Well, it's a boy, and while I was hoping for a girl, we're both still very excited. I'm just also very frightened of my son being indoctrinated by the internet and Incel culture and Adin Ross and whatever other dangerous shit I gotta worry about
Then again, I was watching extreme violence (not by choice) on LiveLeak as a teen and I turned out semi-normal
Ok so I opted out of BetterHelp and instead booked a session through my insurance. Although now I’m freaking out that I’ve picked the wrong counselor. I had no idea there’s such a broad spectrum of counseling credentials. The counselor I scheduled with is a “PMHNP.” Is that fine? Others are telling me that I shouldn’t go with a nurse practitioner, and instead should find a LCSW. Navigating this isn’t easy, especially when you’re already dealing with anxious thoughts!
A rain cloud of depression has been pouring down on me for the last 48 hours. I can barely get off the couch. I’m not being helpful to anyone in my house. My wife is really understanding but still I hate it.
Sometimes I'll have a really nice day or weekend and then randomly get the vague sense that something is missing as it comes to an end. Kind of like an "Is this all there is?" feeling, which is weird and sucks because I'm grateful for what's happening in my life and for my family. There just always seems to be this deep-rooted sadness underneath it all. Like even when things are relatively good, I know the bad is still there, and it holds me back from being fully present and enjoying things.
This happens to me a lot too. Sometimes it just seems to hit me that this is my life. And it's not a bad life at all and I have a lot of privilege and so it feels ungrateful but it really is like an ".... Oh, so this is really it? Just this?" Kind of feeling. I never even felt I was ever destined for great things or anything to feel bad about or compare to. More of an existential dread of we just do this every day until we die?? We have one life and as a society decided it should be like this?? Um okay I guess.

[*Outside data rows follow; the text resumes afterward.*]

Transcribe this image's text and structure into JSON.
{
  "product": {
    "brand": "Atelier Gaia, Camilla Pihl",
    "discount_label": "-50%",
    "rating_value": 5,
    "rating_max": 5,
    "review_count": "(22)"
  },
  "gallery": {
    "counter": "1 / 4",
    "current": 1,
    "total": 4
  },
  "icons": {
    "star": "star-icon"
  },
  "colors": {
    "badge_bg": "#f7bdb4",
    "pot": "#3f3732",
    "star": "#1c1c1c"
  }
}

I think what kills me is that I know people who have no problem accepting this, and I'm actually envious of that. It's like depression and anxiety comes with this hyper-self-awareness switch that is always in the ON position, and if you could just manage to switch it off every once in a while like people without those issues, you might be able to live in the present and just be happy for once. I feel like such a baby complaining about this, but I wish my brain wasn't wired to constantly sabotage the way I'm feeling.
Been struggling with my confidence the last few weeks. Having trouble getting started on work tasks for fear I'm going to fuck them up, even though there have been no issues with that in the past or with the tasks I've been able to complete. And starting to overanalyze micro-moments in interactions I've had with people and worrying I embarrassed myself or offended the other person somehow, but there's no evidence of that in the moment or even after. I'm not sure what brought it on, but maybe some post-vacation blues? It's been over 3 weeks since we got back though and I've never had that feeling last more than a day or two. And my rational brain knows these thoughts are irrational - even typing them out I can recognize that I have no actual reason to feel that way - but then my emotional brain takes over and is like "Nah, fuck that guy, he's an idiot and so are you." idk
Totally get that. I don't have much advice, because I'm there quite often, but I certainly empathize and would reassure you that most if not all of it is simply overthinking.
Thanks and I definitely recognize that it's overthinking. I guess that's what's kind of most frustrating: I can rationalize why it's incorrect but I still can't shake the feeling.
Hmm… you seem trapped in a loop of self criticism and analysing too much. Perhaps it has something to do with post-holiday depression Though there may be more to it.
Yeah, I have therapy tonight so I'm hoping that helps. Very nervous about a community faculty and staff meeting in an hour where they're making "several big announcements."
i slept like ass last night and probably had too much caffeine this morning, so i'm thinking that's a lot of it, but i just feel incredibly anxious and down.
bro I have not felt right since I woke up and drank a cup of coffee like my system is in overload lol there’s a reason I drink Diet Coke most mornings instead of coffee shit just makes me feel awful
I was a daily coffee drinker for 13+ years and somehow was able to quit. I was just in a bad mood for 3 days. I realized that when I drank coffee, I was still just as tired. I just felt more jittery and anxious. I will occasionally get a small cup at work for the 2 days a week I'm in the office. Maybe it helps me a bit more on those days now that my body isn't used to it as much. Or it's just a placebo effect.
I hate how anxious I get waiting around for something. My fantasy football draft is at 8 and I can’t focus or do anything because I’m just waiting around for it. I’m trying to watch a movie and can’t focus at all.